Simple query leading to a surprisingly poor performing query plan, due to redundant work
(1) By Merijn (merijn) on 2020-04-24 15:41:33 [source]
In the process of optimising a big query I noticed an unexpected drop in performance in the final step and ordering. The query and schema I'm working with are rather big and messy, but fortunately I was able to reproduce the exact same issue in a rather trivial schema and query.
Let's consider the following schema:
CREATE TABLE "Test"("id" INTEGER PRIMARY KEY,"data" TEXT NOT NULL);
I'm doing a full table scan of
Test, joining several other tables to it, running a window function, and ordering the result.
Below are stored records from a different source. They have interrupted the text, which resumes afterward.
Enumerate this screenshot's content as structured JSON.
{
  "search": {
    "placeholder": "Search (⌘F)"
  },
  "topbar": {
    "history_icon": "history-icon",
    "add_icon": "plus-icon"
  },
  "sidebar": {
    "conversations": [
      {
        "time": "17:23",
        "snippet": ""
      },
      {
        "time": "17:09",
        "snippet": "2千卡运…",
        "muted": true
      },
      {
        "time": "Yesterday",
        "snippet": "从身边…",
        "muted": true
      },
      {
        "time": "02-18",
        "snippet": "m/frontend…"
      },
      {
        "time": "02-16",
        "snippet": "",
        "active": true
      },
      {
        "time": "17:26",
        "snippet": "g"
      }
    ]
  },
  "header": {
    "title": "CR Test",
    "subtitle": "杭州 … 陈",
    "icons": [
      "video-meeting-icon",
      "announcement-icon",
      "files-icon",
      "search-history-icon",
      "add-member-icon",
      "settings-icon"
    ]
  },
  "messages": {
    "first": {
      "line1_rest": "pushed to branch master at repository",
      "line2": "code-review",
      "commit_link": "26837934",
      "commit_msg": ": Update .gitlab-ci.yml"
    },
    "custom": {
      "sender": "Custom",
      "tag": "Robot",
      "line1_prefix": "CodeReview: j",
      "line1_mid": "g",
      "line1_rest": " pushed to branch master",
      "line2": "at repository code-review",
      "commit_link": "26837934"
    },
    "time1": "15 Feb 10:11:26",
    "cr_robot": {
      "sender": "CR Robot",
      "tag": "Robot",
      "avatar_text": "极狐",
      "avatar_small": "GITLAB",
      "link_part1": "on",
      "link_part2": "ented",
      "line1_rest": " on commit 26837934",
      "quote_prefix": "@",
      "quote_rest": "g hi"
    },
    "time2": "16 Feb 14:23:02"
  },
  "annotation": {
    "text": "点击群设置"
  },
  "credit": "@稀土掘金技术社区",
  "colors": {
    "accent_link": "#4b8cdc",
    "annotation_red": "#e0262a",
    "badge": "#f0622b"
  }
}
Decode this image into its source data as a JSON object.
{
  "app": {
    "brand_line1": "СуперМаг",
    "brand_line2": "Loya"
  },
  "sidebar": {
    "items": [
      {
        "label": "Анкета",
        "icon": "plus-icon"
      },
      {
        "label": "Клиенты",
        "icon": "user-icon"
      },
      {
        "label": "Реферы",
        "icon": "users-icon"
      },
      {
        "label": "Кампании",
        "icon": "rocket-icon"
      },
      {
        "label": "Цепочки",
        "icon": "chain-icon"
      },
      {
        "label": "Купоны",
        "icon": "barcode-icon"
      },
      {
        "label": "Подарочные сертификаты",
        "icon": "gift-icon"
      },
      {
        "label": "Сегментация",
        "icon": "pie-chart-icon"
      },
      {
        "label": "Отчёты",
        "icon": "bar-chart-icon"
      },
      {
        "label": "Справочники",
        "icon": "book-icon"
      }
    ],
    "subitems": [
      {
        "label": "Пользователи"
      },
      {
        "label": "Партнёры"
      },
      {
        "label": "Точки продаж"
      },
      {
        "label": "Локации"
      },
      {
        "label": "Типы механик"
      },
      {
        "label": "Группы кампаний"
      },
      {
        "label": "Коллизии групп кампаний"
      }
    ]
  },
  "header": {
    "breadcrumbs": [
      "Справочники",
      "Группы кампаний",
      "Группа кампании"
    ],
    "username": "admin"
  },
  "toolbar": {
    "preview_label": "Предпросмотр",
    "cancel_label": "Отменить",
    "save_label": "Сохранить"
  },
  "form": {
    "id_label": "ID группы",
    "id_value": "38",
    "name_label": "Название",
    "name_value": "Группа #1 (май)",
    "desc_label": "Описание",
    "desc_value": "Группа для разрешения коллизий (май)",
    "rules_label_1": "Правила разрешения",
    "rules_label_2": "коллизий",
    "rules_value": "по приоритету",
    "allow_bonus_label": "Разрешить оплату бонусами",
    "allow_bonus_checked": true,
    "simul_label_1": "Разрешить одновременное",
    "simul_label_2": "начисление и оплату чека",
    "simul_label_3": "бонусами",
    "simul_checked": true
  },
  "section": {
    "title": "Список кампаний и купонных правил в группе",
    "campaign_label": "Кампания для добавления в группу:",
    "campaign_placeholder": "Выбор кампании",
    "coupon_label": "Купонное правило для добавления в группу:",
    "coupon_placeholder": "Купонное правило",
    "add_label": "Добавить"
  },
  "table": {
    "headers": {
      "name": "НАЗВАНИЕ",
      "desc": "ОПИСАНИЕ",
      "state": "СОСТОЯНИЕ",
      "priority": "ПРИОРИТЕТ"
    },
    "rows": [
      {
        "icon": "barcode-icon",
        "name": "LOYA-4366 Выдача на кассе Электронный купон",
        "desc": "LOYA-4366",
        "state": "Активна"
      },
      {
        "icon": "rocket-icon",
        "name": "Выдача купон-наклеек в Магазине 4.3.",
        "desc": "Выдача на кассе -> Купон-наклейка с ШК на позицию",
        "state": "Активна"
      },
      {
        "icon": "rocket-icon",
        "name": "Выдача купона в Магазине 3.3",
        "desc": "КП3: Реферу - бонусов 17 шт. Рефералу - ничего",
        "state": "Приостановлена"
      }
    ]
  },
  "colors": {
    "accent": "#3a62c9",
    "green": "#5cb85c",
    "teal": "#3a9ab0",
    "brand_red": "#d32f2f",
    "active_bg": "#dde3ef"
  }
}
Stripped down of all the irrelevant joins, details, and replacing my custom window function we can consider it equivalent to the following query:
SELECT id, data, ROW_NUMBER() OVER (ORDER BY id) AS num FROM Test ORDER BY id;
Which produces the following query plan:
QUERY PLAN |--CO-ROUTINE 2 | `--SCAN TABLE Test `--SCAN SUBQUERY 2
Exactly what I'd like to see and indeed, my own complicated version of this query starts spitting out result rows immediately.
Now, what I really want to do is filter my result based on the output of my window function. Now, we can't use window functions in
WHERE, so I figured I would simply use the above as a subquery and do the filtering in the outer query, like so (I've tried removing ORDER BY from the inner query, but that has no effect):
SELECT id, data, num FROM ( SELECT id, data, ROW_NUMBER() OVER (ORDER BY id) AS num FROM Test ORDER BY id ) WHERE num % 2 = 0 ORDER BY id;
This produces the following query plan:
QUERY PLAN |--CO-ROUTINE 1 | |--CO-ROUTINE 3 | | `--SCAN TABLE Test | `--SCAN SUBQUERY 3 |--SCAN SUBQUERY 1 `--USE TEMP B-TREE FOR ORDER BY
As you can, it now uses a temp B-tree to order the query results, which is redundant as the inner query it's scanning already has the results in the exact same order. The effect this has in my code is rather painful. The full result set is some 100k rows and rather than immediately starting to return result rows as the first example, it now takes 15-30 seconds before the first result row is returned. And this is entirely due to the
ORDER BY on the outer query, if I remove that, the temp B-tree disappears and it returns result immediately.
It seems like the query planner should be able to tell the ordering of the inner and outer queries are identical and that it can thus skip the temp B-tree, but I've not managed to find a way to convince it of that. Now, it seems that SQLite preserves the ordering of the inner query when I drop the
ORDER BY, but this isn't guaranteed and I dislike relying on such implementation details.
So I guess I have two questions:
- Is there any workaround I can use to avoid the slowdown caused by the temp B-tree, and
- is there any chance the query planner can/will be fixed to avoid introducing these redundant B-trees?